– Нет, не могу. Прости, но нет.
Мы на улице, в сквере, но мне кажется, что вокруг меня начинают сдвигаться стены. Почва только что ушла из-под моих ног.
– Рианнон… – начинаю я. И слова застревают у меня в горле. Я не могу придумать, что сказать еще. Мои аргументы закончились.
Она наклоняется и целует меня в щеку.
– Я ухожу, – говорит она. – Не навсегда. Просто сейчас мне нужно идти. Вернемся к нашему разговору через пару дней. Если ты хорошенько поразмыслишь, то придешь к тому же выводу, что и я. А потом все наладится. Мы вместе переживем это и решим, как быть дальше. Я хочу, чтобы у нас было будущее. Просто это будет не…
– Не любовь?
– Отношения. Свидания. Все, что хочешь.
Она поднимается. Я остаюсь на скамейке, как севшая на мель лодка.
– Мы еще поговорим, – заверяет она.
– Поговорим, – мертвым голосом откликаюсь я.

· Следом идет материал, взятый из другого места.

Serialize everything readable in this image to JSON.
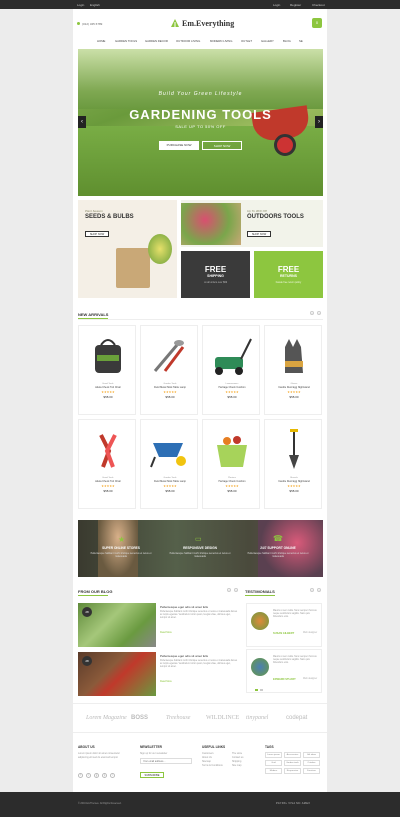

Ей не хочется оставлять меня в таком состоянии. Она не уйдет, пока не дождется какого-нибудь знака, что со мной все в порядке, что я не сломлен.
– Я люблю тебя, Рианнон, – говорю я.
– А я люблю тебя…
Я так и не понял – в ее словах прозвучал вопрос или ответ…
Я хотел, чтобы любовь преодолела все. Но она ничего не может преодолеть. Сама по себе она мало что может. Это мы должны действовать от ее имени.
Я возвращаюсь домой, как раз когда мать Лайзы готовит обед. Запах просто восхитительный, но меня убивает одна мысль о том, что придется сидеть за семейным столом, да еще и разговаривать. Не могу я сейчас ни с кем говорить, даже вообразить себе этого не могу. Не могу представить, как прожить еще несколько часов и не разрыдаться.
Говорю матери, что мне нездоровится, и поднимаюсь к себе.
Запираюсь в спальне Лайзы и понимаю, что всю жизнь вот так и живу. Запертый в комнате. Наедине с самим собой, как в ловушке.
Просыпаюсь на следующее утро и обнаруживаю, что у меня сломана лодыжка. К счастью, это случилось некоторое время назад, и около моей кровати лежат костыли. Они кажутся мне единственной целой вещью, оставшейся от моей разбитой жизни.
Не могу удержаться, чтобы не проверить почту. От Рианнон – ничего. Чувствую себя одиноким. Совершенно одиноким. Но затем вспоминаю, что есть на свете еще один человек, который имеет обо мне хоть какое-то представление. Я проверяю, нет ли от него чего-нибудь новенького.
Конечно же, он писал мне. Во входящих дожидаются уже двадцать неоткрытых сообщений от Натана, и раз от раза их тон становится все более отчаянным. Все они заканчиваются одинаково:
Я прошу только одного – объяснения. А потом я оставлю тебя в покое. Мне просто нужно знать.